Kenya’s High Court has heard a challenge against old colonial laws that target the lesbian, gay, bisexual and transgender (LGBT) community in Kenya this week. Rights group the Kenyan National Gay and Lesbian Rights Commission (NGLHRC) has argued that sections of the Kenyan Penal Code are in breach of the Constitution and deny basic rights to Kenyan citizens. The case, filed in 2016, seeks to strike down sections of the Kenyan Penal Code that criminalize consensual same sex relations between adults.

Eric Gitari, Executive Director of NGLHRC — and the main petitioner — states that sections of the Penal Code are used to justify violence against LGBT persons in Kenya. Mr. Gitari’s organization has recorded over 1,000 incidents of violations against LGBT people since 2014 — ranging from murder to mob violence, rape, blackmail and extortion.

“We receive cases of women who have been brutally beaten and raped because their family or neighbors found out they were lesbian. Or incidents where individuals go to the police seeking help only to have the police attack them. In one such case where our client tried to report a robbery, he was pushed into a cell by police officers, forcibly undressed, beaten, choked and had his hair shaved and burnt off because he ‘was dressed very gay.’ These are not the national values Kenyans aspire to.”

Mr. Gitari states that the law stands in stark contrast to the ideals of the Constitution of Kenya. Enshrined in 2010, the Constitution is one of the strongest on the continent on the rights and guarantees the freedom and dignity of all Kenyan citizens.

We have a constitution that carries the will of the Kenyan people and that says no one should be discriminated against, yet these laws do just that.

Eric Gitari, NGLHRC

The disputed provisions were introduced by the British in 1897 and make vague reference to “carnal knowledge against the order of nature” and “gross indecency.” The Attorney General will argue that the law bans any sexual act that cannot produce offspring, as well as prohibiting sexual contact between men. Punishment for breaking these laws is up to fourteen years’ and five years’ imprisonment respectively.
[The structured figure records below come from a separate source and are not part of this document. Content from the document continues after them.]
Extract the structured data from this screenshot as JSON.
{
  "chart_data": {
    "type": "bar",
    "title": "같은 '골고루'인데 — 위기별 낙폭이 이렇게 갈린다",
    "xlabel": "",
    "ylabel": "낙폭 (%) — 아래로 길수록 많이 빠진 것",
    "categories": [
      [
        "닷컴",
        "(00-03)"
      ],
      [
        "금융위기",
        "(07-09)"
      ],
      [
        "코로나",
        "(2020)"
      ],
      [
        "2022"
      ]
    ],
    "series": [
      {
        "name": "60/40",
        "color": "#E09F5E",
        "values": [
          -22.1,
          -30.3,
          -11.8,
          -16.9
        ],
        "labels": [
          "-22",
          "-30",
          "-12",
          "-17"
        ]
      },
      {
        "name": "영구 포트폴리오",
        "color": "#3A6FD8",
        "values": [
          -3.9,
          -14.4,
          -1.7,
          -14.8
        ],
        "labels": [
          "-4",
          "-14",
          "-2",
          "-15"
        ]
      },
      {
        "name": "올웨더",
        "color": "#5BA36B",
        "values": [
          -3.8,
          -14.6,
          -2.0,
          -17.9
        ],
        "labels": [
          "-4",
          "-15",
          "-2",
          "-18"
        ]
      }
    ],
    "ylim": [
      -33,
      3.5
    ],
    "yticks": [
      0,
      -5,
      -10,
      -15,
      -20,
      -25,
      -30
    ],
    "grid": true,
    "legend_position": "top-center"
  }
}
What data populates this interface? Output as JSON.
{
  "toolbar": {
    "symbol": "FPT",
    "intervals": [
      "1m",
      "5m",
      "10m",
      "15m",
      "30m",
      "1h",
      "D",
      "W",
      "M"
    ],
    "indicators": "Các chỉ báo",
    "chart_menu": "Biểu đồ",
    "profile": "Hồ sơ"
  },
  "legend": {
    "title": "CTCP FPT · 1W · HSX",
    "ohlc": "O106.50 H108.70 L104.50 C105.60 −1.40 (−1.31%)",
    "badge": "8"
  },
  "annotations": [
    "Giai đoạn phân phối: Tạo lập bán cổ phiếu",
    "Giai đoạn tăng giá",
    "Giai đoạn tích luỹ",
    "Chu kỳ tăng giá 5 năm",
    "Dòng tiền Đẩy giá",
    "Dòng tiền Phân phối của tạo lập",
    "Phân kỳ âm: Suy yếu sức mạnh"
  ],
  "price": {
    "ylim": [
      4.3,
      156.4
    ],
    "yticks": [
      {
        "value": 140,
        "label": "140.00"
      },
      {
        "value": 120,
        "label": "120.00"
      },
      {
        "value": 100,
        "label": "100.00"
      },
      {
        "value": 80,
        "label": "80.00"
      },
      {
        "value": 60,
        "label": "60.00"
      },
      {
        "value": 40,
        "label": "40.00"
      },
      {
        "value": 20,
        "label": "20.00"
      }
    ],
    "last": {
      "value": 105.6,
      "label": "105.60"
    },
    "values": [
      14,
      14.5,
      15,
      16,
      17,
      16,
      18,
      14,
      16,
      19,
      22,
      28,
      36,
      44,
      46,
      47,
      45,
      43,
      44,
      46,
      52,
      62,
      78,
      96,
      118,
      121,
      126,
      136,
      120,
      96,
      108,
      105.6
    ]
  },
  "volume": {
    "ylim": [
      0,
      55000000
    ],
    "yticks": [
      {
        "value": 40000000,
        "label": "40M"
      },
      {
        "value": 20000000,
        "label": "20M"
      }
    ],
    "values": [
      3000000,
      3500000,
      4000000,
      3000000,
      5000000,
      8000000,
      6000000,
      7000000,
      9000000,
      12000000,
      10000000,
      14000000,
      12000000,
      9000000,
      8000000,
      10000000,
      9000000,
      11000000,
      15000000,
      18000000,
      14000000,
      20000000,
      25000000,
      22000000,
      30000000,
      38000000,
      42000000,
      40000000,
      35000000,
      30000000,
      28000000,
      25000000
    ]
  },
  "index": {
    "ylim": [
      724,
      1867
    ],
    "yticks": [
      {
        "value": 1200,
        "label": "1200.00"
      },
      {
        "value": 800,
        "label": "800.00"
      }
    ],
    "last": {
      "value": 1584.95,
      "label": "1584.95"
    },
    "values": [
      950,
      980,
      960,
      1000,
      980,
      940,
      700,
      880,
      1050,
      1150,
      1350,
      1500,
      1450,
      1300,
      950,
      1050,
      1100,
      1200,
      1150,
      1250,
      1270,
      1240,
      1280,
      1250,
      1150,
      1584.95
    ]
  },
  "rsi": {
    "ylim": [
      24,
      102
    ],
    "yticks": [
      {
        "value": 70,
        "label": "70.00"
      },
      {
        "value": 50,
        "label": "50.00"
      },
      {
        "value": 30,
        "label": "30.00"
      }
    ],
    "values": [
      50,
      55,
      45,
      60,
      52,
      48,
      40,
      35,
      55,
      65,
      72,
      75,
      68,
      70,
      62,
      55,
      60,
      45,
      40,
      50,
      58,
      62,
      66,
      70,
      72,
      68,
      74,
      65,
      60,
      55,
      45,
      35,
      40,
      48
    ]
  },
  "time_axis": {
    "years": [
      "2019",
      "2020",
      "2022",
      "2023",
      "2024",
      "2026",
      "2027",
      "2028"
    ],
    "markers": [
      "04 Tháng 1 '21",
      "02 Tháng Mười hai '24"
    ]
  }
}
“These laws far from being about morality are used to justify discrimination, violence, harassment and invasive intrusion of the private lives of Kenyan citizens,” Mr. Gitari states.

Represented by Senior Counsel Paul Muite, a renowned legal figure and fierce advocate for the respect of the Bill of Rights in Kenya, the NGLHRC will argue its case on Thursday at the Milimani Law Courts in Nairobi. If successful, the petition has the potential to change the tide for LGBT activists and rights group on the African continent as the East African country is seen a regional leader.

The case was heard alongside a similar petition brought forward by the Gay and Lesbian Coalition of Kenya (GALCK) and Nyanza Rift Valley and Western Kenya (NYARWEK) LGBT coalition seeking to have these provisions declared unconstitutional.